ESSA Pharma, a company focused on the development of small molecule drugs for the treatment of prostate cancer, secured a $10 million growth capital term loan facility from Silicon Valley Bank (SVB).

Under the loan and security agreement, the company will initially draw down $8 million and has a conditional option to receive an additional $2 million. The proceeds from the term loans will be used to finance the company’s future working capital needs.

“This loan facility strengthens our balance sheet as we continue to enroll patients in the Phase 1 dose escalation clinical trial of EPI-506, our product candidate for castrate-resistant prostate cancer, and prepare for the Phase 2 portion of the clinical trial,” said Dr. David R. Parkinson, ESSA president and CEO.
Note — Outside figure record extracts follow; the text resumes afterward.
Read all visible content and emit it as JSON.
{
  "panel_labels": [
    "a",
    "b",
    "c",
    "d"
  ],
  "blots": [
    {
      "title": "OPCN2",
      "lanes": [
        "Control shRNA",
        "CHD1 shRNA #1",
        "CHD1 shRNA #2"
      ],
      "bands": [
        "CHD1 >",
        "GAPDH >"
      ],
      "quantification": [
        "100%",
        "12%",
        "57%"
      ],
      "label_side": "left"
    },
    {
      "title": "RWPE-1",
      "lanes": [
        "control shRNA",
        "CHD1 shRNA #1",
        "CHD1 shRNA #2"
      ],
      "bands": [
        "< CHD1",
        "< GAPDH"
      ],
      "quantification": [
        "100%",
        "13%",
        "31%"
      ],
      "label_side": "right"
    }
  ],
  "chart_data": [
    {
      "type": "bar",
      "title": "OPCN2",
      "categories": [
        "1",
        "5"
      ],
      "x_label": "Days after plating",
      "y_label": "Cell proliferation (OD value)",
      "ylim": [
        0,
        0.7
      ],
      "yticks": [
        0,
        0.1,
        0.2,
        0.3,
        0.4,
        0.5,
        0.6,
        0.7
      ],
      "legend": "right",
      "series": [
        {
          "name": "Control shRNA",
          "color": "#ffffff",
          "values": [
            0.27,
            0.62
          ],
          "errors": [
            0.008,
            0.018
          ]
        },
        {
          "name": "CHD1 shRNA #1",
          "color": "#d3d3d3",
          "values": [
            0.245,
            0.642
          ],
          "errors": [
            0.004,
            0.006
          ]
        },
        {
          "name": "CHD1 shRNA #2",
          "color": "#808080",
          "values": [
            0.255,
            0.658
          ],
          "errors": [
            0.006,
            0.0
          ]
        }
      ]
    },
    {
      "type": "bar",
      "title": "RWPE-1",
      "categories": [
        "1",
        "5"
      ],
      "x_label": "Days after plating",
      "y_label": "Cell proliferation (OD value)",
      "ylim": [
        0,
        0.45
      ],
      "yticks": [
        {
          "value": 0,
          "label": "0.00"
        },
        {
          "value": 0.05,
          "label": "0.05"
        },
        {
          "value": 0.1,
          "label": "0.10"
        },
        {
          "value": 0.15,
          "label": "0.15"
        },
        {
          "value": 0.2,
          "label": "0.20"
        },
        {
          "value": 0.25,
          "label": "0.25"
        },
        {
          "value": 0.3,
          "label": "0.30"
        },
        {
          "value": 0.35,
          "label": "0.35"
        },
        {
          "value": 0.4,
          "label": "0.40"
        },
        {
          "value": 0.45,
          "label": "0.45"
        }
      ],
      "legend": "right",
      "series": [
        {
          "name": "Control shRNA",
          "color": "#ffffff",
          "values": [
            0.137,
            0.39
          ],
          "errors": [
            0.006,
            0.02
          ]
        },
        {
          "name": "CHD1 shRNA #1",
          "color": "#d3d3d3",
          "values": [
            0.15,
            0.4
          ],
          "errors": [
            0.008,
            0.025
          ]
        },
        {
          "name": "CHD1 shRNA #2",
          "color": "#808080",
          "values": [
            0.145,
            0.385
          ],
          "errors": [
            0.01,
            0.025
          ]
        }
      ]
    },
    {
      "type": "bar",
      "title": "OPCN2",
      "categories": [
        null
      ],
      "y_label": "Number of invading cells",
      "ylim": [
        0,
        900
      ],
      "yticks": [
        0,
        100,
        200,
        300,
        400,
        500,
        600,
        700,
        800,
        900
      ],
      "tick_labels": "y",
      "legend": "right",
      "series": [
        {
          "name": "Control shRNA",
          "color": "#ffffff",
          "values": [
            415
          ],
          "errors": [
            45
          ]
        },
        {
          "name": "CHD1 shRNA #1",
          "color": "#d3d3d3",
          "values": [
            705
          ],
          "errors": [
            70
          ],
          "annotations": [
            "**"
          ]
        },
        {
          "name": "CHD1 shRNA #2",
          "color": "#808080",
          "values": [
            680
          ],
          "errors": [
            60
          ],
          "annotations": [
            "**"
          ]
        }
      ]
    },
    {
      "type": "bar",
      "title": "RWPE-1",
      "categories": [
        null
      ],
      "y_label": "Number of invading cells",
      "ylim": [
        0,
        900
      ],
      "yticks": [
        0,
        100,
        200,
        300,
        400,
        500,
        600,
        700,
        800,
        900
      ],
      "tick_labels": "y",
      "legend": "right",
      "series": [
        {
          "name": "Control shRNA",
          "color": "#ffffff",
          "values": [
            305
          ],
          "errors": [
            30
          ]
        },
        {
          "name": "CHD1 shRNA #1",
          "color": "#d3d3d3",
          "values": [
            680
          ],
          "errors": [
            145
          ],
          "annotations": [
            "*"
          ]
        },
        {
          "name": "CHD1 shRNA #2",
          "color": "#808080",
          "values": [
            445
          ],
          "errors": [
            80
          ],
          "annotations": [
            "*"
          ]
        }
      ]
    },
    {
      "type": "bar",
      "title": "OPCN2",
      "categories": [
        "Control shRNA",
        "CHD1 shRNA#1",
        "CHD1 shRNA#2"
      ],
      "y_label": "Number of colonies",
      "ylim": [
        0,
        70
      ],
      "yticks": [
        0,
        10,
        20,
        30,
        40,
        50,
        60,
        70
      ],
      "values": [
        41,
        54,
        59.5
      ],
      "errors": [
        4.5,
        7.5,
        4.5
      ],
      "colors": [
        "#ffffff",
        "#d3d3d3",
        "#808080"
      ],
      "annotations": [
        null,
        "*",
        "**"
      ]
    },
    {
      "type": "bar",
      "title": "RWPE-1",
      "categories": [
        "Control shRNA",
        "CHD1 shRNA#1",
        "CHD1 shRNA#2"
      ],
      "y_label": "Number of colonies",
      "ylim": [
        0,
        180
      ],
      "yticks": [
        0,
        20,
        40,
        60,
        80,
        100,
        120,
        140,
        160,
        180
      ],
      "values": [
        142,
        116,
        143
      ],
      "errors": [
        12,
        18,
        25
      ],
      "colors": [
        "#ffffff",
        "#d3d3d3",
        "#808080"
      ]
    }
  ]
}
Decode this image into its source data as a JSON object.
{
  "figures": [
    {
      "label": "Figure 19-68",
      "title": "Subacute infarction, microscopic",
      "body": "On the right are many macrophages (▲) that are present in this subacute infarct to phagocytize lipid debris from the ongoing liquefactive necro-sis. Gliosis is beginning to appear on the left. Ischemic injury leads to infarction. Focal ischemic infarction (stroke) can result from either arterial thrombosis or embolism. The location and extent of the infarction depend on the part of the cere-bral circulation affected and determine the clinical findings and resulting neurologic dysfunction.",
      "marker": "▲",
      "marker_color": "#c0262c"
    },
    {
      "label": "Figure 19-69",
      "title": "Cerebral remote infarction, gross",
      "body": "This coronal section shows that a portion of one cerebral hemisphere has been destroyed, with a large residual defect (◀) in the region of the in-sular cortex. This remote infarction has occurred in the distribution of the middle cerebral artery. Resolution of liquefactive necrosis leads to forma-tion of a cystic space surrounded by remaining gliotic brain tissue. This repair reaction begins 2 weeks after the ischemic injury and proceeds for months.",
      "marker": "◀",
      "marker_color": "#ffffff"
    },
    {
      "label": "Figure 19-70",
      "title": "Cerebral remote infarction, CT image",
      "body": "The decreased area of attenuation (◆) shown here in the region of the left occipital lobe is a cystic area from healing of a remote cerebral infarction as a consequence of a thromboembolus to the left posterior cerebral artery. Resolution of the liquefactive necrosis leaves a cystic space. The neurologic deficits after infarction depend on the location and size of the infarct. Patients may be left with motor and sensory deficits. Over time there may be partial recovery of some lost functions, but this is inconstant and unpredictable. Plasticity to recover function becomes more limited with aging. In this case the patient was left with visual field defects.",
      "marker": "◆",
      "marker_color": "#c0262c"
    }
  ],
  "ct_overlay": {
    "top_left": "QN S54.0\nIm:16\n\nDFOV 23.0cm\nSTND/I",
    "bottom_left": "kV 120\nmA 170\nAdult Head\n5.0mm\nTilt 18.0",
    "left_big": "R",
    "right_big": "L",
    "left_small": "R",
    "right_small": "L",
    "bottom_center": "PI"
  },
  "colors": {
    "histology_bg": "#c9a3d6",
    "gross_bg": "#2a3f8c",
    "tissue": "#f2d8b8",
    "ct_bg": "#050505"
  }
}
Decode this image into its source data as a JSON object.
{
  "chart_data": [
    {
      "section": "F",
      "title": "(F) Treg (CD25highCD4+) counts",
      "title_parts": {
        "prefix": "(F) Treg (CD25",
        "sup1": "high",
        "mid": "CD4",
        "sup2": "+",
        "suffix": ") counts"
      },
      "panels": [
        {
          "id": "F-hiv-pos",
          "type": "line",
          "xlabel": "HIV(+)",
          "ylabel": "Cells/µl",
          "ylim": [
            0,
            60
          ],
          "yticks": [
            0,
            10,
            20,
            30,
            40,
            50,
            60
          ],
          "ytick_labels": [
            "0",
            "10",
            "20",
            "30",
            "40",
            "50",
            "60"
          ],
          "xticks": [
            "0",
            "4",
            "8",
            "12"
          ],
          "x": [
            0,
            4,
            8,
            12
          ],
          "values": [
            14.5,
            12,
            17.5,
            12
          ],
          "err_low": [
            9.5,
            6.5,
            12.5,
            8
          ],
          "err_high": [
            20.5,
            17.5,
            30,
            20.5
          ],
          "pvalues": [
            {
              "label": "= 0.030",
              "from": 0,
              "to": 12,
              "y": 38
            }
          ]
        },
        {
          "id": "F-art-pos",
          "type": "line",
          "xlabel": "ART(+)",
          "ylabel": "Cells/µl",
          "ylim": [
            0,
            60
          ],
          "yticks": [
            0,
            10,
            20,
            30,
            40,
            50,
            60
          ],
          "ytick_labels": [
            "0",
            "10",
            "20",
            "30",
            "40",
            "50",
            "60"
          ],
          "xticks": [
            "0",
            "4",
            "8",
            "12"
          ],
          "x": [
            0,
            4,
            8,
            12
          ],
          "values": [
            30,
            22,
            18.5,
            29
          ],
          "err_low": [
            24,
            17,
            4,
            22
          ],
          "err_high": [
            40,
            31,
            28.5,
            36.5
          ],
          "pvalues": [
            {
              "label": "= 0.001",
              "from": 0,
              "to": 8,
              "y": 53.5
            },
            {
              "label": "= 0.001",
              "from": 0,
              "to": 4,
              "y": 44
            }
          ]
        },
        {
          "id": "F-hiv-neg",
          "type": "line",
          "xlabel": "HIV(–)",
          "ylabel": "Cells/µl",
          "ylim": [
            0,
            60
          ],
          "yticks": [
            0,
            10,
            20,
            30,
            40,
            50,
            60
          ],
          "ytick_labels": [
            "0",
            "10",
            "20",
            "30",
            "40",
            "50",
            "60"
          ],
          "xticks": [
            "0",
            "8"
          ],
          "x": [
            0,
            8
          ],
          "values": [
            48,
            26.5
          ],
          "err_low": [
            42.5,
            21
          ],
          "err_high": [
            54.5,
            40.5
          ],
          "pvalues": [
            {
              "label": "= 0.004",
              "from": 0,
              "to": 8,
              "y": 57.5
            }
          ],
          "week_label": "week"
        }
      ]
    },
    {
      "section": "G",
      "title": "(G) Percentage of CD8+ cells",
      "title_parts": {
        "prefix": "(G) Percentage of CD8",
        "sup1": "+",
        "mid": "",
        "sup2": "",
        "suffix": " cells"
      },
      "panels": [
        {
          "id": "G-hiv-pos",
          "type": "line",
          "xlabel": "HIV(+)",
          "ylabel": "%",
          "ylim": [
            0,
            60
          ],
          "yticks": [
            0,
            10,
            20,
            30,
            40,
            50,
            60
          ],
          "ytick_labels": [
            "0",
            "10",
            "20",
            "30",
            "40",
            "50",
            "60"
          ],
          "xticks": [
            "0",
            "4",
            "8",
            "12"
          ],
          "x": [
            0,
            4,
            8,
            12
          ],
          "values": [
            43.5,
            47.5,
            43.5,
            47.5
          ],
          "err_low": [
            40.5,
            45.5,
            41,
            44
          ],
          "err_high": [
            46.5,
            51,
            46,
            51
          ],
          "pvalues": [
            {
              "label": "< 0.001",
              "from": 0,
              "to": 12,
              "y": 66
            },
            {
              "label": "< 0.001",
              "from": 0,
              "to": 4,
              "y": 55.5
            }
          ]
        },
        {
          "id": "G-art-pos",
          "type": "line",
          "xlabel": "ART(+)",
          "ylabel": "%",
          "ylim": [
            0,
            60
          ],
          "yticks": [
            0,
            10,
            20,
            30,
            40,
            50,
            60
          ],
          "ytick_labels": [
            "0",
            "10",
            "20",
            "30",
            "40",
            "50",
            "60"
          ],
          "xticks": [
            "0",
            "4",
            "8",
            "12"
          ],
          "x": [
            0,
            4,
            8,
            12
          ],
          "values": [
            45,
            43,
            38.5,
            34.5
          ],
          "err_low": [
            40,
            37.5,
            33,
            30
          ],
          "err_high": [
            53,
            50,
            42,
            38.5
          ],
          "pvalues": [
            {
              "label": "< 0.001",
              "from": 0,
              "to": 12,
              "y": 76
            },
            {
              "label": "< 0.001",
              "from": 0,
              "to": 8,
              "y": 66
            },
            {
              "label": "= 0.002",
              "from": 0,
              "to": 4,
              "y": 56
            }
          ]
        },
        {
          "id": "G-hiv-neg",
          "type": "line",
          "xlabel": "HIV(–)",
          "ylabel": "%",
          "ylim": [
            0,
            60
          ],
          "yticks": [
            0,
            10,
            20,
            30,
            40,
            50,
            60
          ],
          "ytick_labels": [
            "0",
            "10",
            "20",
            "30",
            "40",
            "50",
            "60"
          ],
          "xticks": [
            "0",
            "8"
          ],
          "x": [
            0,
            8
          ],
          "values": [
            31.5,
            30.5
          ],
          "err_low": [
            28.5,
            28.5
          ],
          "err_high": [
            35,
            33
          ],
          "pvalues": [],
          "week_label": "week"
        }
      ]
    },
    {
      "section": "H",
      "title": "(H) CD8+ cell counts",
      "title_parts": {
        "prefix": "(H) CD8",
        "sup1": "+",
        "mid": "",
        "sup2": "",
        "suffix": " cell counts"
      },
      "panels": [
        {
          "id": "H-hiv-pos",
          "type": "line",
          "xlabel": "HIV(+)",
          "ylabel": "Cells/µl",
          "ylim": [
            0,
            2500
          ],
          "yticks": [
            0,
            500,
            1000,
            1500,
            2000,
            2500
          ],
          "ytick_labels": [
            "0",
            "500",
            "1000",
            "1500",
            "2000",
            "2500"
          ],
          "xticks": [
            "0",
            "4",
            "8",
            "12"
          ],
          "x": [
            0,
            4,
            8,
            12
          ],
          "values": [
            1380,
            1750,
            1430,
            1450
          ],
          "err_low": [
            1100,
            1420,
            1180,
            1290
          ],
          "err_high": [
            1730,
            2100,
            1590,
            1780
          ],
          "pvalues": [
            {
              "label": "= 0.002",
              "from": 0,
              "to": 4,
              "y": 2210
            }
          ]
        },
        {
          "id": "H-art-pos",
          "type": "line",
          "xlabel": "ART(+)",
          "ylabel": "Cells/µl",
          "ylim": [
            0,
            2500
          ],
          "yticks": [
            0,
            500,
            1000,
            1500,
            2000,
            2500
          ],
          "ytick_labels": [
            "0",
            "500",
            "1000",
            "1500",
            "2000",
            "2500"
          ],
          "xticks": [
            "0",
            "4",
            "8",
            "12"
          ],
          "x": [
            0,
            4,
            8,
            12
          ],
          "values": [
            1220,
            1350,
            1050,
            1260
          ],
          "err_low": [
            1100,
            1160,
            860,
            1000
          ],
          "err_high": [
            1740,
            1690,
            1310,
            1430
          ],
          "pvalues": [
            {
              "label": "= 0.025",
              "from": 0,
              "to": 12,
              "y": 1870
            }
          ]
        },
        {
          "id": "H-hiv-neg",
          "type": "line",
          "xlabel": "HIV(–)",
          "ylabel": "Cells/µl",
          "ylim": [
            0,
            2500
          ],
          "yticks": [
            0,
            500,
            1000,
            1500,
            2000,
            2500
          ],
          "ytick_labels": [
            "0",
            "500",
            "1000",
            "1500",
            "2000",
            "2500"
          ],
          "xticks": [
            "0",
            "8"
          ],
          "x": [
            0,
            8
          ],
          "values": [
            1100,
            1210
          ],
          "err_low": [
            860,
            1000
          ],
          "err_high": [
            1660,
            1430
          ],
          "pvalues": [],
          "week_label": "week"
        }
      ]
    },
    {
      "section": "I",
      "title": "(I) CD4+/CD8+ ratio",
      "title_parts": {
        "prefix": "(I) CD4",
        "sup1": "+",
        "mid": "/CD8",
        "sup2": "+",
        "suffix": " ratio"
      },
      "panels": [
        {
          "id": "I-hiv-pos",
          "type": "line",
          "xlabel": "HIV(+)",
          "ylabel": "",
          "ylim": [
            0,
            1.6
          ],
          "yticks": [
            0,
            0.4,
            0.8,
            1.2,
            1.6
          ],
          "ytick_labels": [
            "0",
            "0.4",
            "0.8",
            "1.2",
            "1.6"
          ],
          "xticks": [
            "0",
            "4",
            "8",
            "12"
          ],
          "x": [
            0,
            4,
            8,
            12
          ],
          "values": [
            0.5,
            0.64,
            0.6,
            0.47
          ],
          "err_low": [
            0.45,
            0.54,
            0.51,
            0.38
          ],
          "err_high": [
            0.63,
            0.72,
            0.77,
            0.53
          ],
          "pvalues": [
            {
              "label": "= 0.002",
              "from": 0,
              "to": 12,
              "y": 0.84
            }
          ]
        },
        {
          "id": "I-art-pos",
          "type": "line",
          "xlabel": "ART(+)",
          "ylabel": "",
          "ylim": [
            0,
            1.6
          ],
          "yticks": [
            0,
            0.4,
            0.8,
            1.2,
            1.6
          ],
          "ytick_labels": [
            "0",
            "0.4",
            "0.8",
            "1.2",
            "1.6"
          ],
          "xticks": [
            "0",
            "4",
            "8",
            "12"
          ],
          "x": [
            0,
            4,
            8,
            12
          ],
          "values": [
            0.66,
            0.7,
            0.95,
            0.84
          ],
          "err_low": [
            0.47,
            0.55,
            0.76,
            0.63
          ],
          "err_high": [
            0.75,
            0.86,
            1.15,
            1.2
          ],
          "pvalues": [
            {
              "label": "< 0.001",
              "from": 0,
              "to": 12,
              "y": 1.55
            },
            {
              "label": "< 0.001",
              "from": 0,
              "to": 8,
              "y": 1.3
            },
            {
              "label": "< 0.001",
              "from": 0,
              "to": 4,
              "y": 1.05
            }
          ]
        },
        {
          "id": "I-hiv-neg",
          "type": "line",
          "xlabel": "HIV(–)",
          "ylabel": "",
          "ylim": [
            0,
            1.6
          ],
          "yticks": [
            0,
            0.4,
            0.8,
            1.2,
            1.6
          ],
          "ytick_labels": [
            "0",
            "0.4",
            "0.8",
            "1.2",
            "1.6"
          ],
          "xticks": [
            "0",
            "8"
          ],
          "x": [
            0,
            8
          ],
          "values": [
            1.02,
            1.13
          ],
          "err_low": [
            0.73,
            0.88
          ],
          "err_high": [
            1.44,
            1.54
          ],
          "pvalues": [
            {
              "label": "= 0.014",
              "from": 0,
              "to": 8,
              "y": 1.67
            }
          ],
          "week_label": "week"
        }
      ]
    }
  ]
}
The term loans bear an interest rate of WSJ Prime Rate plus 3.0% annually and will mature on September 1, 2020. The loan agreement requires ESSA to expense a final payment of 8.6% of the amount advanced under the term loans, due upon the earlier of the maturity or termination of the term loan facility. The term loans will be secured by perfected first priority lien on all the company’s assets, with a negative pledge on intellectual property. The term loans are subject to standard events of default, including default in the event of a material adverse change. There are no financial covenants.

Upon funding of the respective tranches, the company will grant to the bank warrants to purchase shares of the company’s common stock equal to 4% of the amount advanced, divided by the exercise price of the warrants, based on the five-day volume weighted average trading price of the company’s common shares on the Toronto Stock Exchange, to be determined prior to the time of the issuance of the warrants. In connection with the advance to the company of $8 million, the company granted to the bank and Life Science Loans II, an aggregate of 149,532 warrants. Each warrant entitles the holder to purchase one common share of the company for a period of seven years at a price of $2.14 per warrant share. The warrants contain adjustment mechanisms in the event of a share split, stock reclassification, exchange, combination and similar events, and also provide for cashless exercise.

Houston and Vancouver-based ESSA is a clinical-stage pharmaceutical company focused on developing novel and proprietary therapies for the treatment of castration resistant prostate cancer in patients whose disease is progressing despite treatment with current therapies.